1. A method for cooling a vehicle battery, comprising:

providing a container for enclosing the battery to isolate the battery from the vehicle under-hood environment,

the container being substantially sealed except for a cooling air inlet and an air exhaust port,

providing an air scoop to direct relatively cool air from external to the vehicle to the cooling air inlet,

forcing the cooling air around the battery toward the exhaust port, and forcing the cooling air out of the exhaust port.

2. A method as set forth in claim 1 wherein the air scoop is in the front of the vehicle such as to provide the cooling air with substantial force.

3. A method as set forth in claim 1 wherein the battery has terminals to receive battery cables, and the exhaust port of the container is located adjacent to the battery terminals to provide access to the battery terminals from outside of the container.

4. A method as set forth in claim 3 wherein the battery terminals are side-mounted terminals.

5. A method as set forth in claim 1 wherein the container has a cover and the exhaust ports are slots in the container cover.

6. A method as set forth in claim 5 wherein the battery has terminals for receiving battery cables and the exhaust ports are located adjacent to the battery terminals.

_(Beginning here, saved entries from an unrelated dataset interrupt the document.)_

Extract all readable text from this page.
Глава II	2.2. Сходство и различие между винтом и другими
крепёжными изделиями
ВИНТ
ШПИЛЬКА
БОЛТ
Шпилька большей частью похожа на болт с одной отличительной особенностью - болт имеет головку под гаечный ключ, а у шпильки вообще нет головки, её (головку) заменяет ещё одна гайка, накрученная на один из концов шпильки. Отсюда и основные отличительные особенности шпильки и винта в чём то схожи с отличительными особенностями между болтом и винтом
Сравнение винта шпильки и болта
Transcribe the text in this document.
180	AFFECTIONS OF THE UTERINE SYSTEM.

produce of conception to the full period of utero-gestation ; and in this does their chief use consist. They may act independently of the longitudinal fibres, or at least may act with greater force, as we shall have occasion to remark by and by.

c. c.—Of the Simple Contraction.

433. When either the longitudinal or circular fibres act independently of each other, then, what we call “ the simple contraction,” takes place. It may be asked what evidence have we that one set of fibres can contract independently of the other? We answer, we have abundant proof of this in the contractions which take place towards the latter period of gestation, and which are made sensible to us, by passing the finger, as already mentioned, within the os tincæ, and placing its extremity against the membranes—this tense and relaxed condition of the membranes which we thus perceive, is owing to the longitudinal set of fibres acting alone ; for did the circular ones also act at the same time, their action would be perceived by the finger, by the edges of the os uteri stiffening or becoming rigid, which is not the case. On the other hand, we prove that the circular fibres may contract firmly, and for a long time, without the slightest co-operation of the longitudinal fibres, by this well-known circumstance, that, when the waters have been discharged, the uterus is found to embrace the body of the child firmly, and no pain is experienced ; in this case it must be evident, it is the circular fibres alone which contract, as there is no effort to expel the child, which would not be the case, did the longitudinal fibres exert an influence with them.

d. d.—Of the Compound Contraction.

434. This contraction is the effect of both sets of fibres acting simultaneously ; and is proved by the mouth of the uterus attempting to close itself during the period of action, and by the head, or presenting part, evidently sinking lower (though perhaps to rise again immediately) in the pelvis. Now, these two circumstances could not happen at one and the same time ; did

7. A container for a vehicle battery comprising:

a base for holding the battery, the base having a floor and upwardly extending sides for part of the height of the battery;

a cover for the container having a top and sides extending downward to meet the upwardly extending sides;

the cover and the base having mating seals to form a substantially airtight container;

an air scoop oriented to accept cooling air when the vehicle is in motion, the air scoop cooperating with the battery container to direct the cooling air toward and around the battery;

the container having air exit slots arranged such as to allow the cooling air to escape from the container at a rate to allow cooling of the battery.

8. A container as set forth in claim 1 wherein the air scoop is mounted in the front of the vehicle to receive cool air.

9. A container as set forth in claim 7 where the air scoop provides cooling air to the battery and where the exit ports are oriented such as to provide airflow substantially around the battery.

10. A container as set forth in claim 9 wherein the exit holes are sized such as to control the amount of airflow through the container.

11. A container as set forth in claim 8 wherein the battery has terminals to accept battery cables and the air exit ports are located adjacent to the battery terminals to allow access to the terminals.

12. A container as set forth in claim 8 wherein the exit ports are formed in the container cover.

13. A container as set forth in claim 8 wherein the exit ports are formed as slots in the container cover.

14. A container as set forth in claim 11 wherein the battery has side-mounted terminals and the exit ports comprise slots for access to the terminals.

15. A container as set forth in claim 14 wherein the exit air path comprises slots in the cover of the battery terminal.